Demeester’s assertions were slightly different. He did acknowledge the importance of the aforementioned factors, but instead looked to the fact that the Bitcoin Unrealized Profit/Loss (BUPL) indicator has entered a stage of “hope,” whales are accumulating, and market volatility is low to come to the conclusion that BTC is likely ready to soon enter a bullish state.

The Technical Bitcoin Bears

Second, but equally as important, the bears. This subset of traders claimed that per longer-term technical trends, price action seen in historical bubbles, Tyler Jenks/Lucid Investments’ Hyperwave Theory, and some industry developments, BTC could easily fall further than $3,000. This side consisted of former institutional investor Tone Vays (40% sure bottom is in), Venzen Khaosan (39%), Tyler Jenks (20%), and Leah Wald.

The group’s primary point was that if Jenks’ proprietary Hyperwave form of analysis continues to play out, Bitcoin’s drawdown to $3,150 was only part of the leg down, not it in its entirety.

For those who missed the memo, a Hyperwave is a parabolic trend and a massive drawdown pattern that asset classes/markets with the potential to catalyze large macroeconomic shifts tend to experience at one point or another. Jenks has applied Hyperwave to the Dotcom boom and bust, the growth of Japan’s economy in the 70s and 80s, and, of course, cryptocurrencies.

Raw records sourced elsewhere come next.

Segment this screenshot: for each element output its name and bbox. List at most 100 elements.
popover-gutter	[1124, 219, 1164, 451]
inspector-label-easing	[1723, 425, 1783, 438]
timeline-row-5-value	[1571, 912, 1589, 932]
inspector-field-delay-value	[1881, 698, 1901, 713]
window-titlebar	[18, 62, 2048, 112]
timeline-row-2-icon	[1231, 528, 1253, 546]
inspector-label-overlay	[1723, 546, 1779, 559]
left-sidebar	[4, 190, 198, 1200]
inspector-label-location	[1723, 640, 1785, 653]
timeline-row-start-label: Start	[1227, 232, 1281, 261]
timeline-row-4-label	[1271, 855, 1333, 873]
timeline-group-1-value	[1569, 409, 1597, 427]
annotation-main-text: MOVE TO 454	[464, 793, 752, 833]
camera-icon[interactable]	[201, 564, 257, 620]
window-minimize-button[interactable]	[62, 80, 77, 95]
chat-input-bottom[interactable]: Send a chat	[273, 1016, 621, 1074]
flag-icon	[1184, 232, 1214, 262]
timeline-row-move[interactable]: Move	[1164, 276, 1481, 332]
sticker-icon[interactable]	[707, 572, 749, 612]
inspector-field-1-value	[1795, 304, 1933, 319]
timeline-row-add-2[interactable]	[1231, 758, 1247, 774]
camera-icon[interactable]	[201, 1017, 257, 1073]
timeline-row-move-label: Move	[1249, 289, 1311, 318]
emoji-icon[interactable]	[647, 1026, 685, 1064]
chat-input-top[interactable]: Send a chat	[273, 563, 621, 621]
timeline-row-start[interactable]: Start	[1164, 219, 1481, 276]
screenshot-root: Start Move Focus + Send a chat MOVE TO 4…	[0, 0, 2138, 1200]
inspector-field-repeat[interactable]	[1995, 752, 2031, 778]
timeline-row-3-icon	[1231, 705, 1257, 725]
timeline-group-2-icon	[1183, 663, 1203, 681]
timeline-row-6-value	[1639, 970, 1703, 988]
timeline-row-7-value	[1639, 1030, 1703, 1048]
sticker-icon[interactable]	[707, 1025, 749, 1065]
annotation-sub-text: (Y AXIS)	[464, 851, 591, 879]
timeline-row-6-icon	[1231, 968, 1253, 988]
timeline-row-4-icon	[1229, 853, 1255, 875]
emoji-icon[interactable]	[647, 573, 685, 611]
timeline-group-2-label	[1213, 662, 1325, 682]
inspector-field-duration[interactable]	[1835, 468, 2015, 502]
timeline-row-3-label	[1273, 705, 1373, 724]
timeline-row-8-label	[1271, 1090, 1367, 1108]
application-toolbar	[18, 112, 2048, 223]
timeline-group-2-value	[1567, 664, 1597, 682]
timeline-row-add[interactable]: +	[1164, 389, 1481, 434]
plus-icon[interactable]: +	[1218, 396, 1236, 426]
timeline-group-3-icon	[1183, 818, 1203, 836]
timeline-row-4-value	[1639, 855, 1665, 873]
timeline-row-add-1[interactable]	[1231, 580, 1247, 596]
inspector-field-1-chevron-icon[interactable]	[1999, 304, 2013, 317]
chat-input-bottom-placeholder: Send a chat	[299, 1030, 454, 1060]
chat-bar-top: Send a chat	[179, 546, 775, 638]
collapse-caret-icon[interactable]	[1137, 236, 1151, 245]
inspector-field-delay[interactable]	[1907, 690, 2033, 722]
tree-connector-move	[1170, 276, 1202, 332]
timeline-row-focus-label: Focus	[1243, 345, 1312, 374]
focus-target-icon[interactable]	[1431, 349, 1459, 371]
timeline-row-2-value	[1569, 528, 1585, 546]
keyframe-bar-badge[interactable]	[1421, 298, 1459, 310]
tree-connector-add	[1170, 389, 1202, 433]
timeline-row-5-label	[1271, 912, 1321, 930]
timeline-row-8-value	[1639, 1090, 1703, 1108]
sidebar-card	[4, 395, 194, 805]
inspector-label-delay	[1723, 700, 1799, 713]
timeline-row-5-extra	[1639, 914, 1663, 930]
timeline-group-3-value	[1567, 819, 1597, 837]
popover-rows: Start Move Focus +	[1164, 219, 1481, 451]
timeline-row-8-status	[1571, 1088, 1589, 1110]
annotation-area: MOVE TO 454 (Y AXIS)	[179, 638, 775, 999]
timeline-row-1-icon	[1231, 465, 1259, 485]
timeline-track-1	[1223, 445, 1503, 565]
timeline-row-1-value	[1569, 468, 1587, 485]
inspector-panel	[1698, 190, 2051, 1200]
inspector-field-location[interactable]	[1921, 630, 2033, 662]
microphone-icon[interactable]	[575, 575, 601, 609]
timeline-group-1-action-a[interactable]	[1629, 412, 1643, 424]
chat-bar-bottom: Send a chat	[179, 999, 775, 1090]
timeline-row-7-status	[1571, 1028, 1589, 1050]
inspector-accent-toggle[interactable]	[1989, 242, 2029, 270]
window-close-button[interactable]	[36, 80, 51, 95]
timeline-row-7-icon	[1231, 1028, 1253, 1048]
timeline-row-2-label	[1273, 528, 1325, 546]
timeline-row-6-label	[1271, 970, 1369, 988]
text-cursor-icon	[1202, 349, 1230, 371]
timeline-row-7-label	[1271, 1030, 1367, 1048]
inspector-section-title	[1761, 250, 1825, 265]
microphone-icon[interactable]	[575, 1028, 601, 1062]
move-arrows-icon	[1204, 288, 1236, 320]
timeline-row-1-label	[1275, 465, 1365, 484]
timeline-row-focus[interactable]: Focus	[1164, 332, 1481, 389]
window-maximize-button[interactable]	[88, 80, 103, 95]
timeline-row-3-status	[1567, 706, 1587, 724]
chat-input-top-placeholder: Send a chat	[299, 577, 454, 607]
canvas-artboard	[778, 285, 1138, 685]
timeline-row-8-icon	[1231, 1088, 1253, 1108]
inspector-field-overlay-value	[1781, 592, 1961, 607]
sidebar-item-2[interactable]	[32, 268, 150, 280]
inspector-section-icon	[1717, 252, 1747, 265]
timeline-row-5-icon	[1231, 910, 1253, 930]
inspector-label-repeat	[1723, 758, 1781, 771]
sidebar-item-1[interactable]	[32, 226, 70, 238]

If Bitcoin finishes its ongoing Hyperwave, which predicted the rally to $20,000 and subsequent drawdown, BTC could fall to as low as the $1,000s. In fact, Lead Wald, a subscriber/student of Jenks’ theories, and Jenks himself recently bet analyst Filb Filb that Bitcoin will hit $1,500 before $6,500.

Venzen agreed but used his own analysis to back his claim that a move to $1,500 isn’t off the table. He claimed that industry fundamentals, like Bakkt or Fidelity running to set up a crypto shop, won’t drive prices, adding that what he calls a “Pi Cycle” predicts BTC will capitulate to $1,000 to $1,500 before rallying into the 2020 halving.

Only time will tell which faction will be right in their analysis.